Dutch Frank Hot Springs or Roaring Fork Hot Springs, whichever you prefer, were a small cluster of pools on the opposite bank from the road. You could get to them form the bridge crossing the Middle Fork or you could cross the river. I'd recommend using the bridge. These springs were nice and hot but a little shallow. We didn't stay too long as biting flies drove us out. Camp cologne with 40% DEET just wasn't enough.
Dutch Creek to Jennifer, labeled as Granite Creek in literature, this was a beautiful hot spring. At approximately 130° F at its sources, this was one of the hotter ones we visited. Big and board with a large section of the Middle Fork of the Boise racing along its flanks. Several deep pools made up this system of springs consisting of the perfect sandy bottoms, large sitting rocks. You can easily enjoy a full body soak. Excellently positioned roadside access, you would never notice it was there unless you knew it was. We soaked in the deep main pool with others, not many. Not enough to feel crowded, for there was plenty of room and many pools to enjoy. Several hours melted away. What a grand setting. Only dusk and a need to finding good camping drove us away. As appealing as the board turn out near the road was for setting up camp, we decided to head deeper into the canyon for Queens River Campground.

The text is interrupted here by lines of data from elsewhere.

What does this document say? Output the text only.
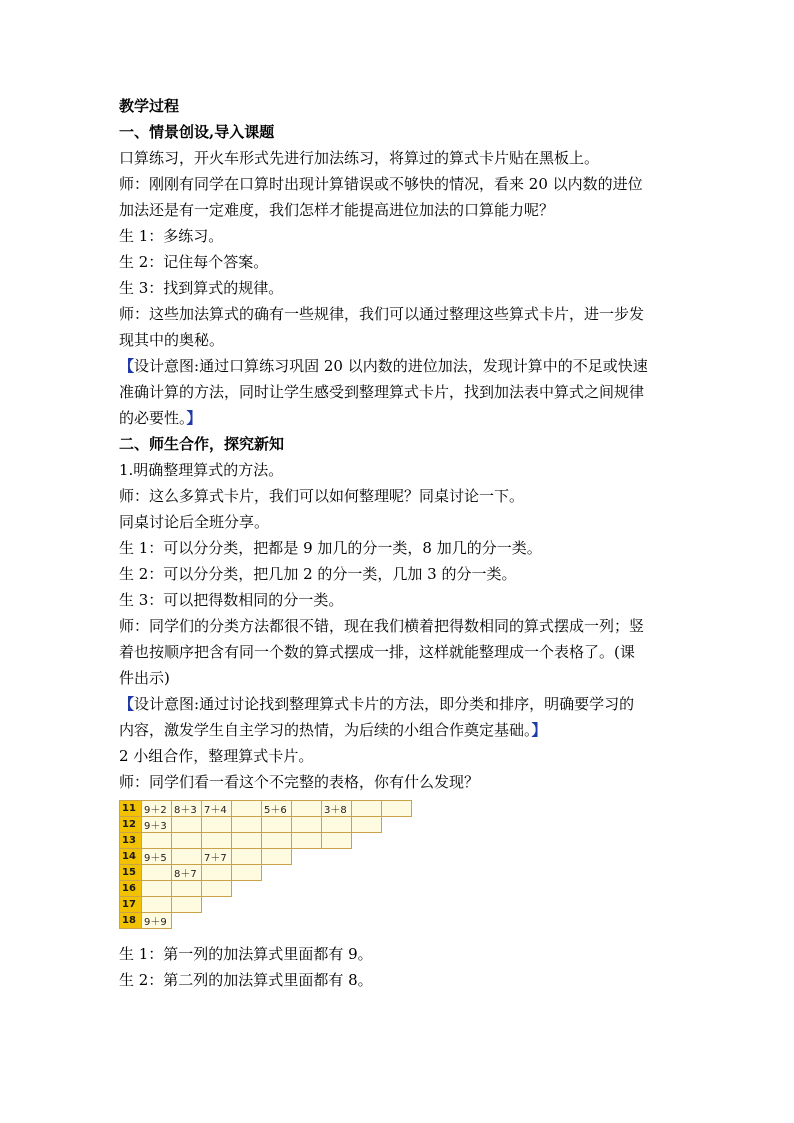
教学过程
一、情景创设,导入课题
口算练习，开火车形式先进行加法练习，将算过的算式卡片贴在黑板上。
师：刚刚有同学在口算时出现计算错误或不够快的情况，看来 20 以内数的进位
加法还是有一定难度，我们怎样才能提高进位加法的口算能力呢？
生 1：多练习。
生 2：记住每个答案。
生 3：找到算式的规律。
师：这些加法算式的确有一些规律，我们可以通过整理这些算式卡片，进一步发
现其中的奥秘。
【设计意图:通过口算练习巩固 20 以内数的进位加法，发现计算中的不足或快速
准确计算的方法，同时让学生感受到整理算式卡片，找到加法表中算式之间规律
的必要性。】
二、师生合作，探究新知
1.明确整理算式的方法。
师：这么多算式卡片，我们可以如何整理呢？同桌讨论一下。
同桌讨论后全班分享。
生 1：可以分分类，把都是 9 加几的分一类，8 加几的分一类。
生 2：可以分分类，把几加 2 的分一类，几加 3 的分一类。
生 3：可以把得数相同的分一类。
师：同学们的分类方法都很不错，现在我们横着把得数相同的算式摆成一列；竖
着也按顺序把含有同一个数的算式摆成一排，这样就能整理成一个表格了。(课
件出示)
【设计意图:通过讨论找到整理算式卡片的方法，即分类和排序，明确要学习的
内容，激发学生自主学习的热情，为后续的小组合作奠定基础。】
2 小组合作，整理算式卡片。
师：同学们看一看这个不完整的表格，你有什么发现？
11	9＋2	8＋3	7＋4		5＋6		3＋8		
12	9＋3								
13									
14	9＋5		7＋7						
15		8＋7							
16									
17									
18	9＋9								
生 1：第一列的加法算式里面都有 9。
生 2：第二列的加法算式里面都有 8。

Another spring we located would be an amazing soak, complete with waterfalls, a deep pool with a gravelly bottom and plenty of privacy, is Chattanooga Hot Springs. So much so that as I peered over the ledge towards its perfect location next to a side channel of the Middle Fork, I caught a glimpse of two people already enjoying its inviting waters and solitude sans any clothing. Yep, buck ass naked!! Well we'll just leave this pool for another day.

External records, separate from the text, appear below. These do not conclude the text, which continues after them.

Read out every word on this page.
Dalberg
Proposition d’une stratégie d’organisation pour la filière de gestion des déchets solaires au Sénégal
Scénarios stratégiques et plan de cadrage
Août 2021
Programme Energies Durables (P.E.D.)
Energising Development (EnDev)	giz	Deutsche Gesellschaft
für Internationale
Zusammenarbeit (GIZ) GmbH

Lastly, probably the most scenic spring we enjoyed was Greylock Hot Springs on the banks of the Middle Fork. Like all of the stream side springs you'll only get to this one in the early spring or late summer and fall. With Greylock Mountain as the focal point towering high above, this spring was amazingly beautiful. Several well defined pools made up this chain of springs. Its waters warmed to about 100°F, however in the main pool that had to be a little off. It felt much warmer than that. Aside from the hot water pools, there were a couple deep pools of almost lukewarm water that were more inviting on this hot summer day. As we sat in these pools schools of juvenile fish swam around our feet. The water being so crystal clear made for an outstanding viewing window to the world below. I couldn't help but think that this pool would be my kids favorite.
After stopping at the only establishment open on Sunday we purchased a few cold adult beverages, feed and watered the pups and head down the Middle Fork to try out hand at the finned critters that inhabited it's deep emerald pools. It's hopper season. Quite frankly there was no reason to use anything else. Accompanied with a small nymph dropper such as a pheasant tail, zebra midge or small stone fly, we cast to just about every deep pool from the dam to the campground near Queens River. Most of what we caught were smaller rainbows. With a 2 trout limit and nothing under 14", I was sure we would have the opportunity to tangle with some larger specimens. We had our chances. In one memorable deep hole, I had several near hook ups with what I figure to be bull trout. Vicious as they attached the fly, I was either to slow on the take or to quick on the trigger. I had one on only briefly before it broke off on 3x.......3X!!!
With time ticking away, we had our fill with a few more trout from this gracious river in this ruggedly amazing canyon. Our drive home leisurely and peaceful. A couple of deer made their appearance in the roadway as did a small black bear who ran up from the river bottom after drinking and raced us up the road for a while then made his way rapidly up a crease in the canyon wall. Jennifer hadn't witnessed a black bear that close before so that was a great trip ending treat! I'm constantly in awe at the wildlife and scenic beauty of this place. Blessed are we that take the time enjoy it.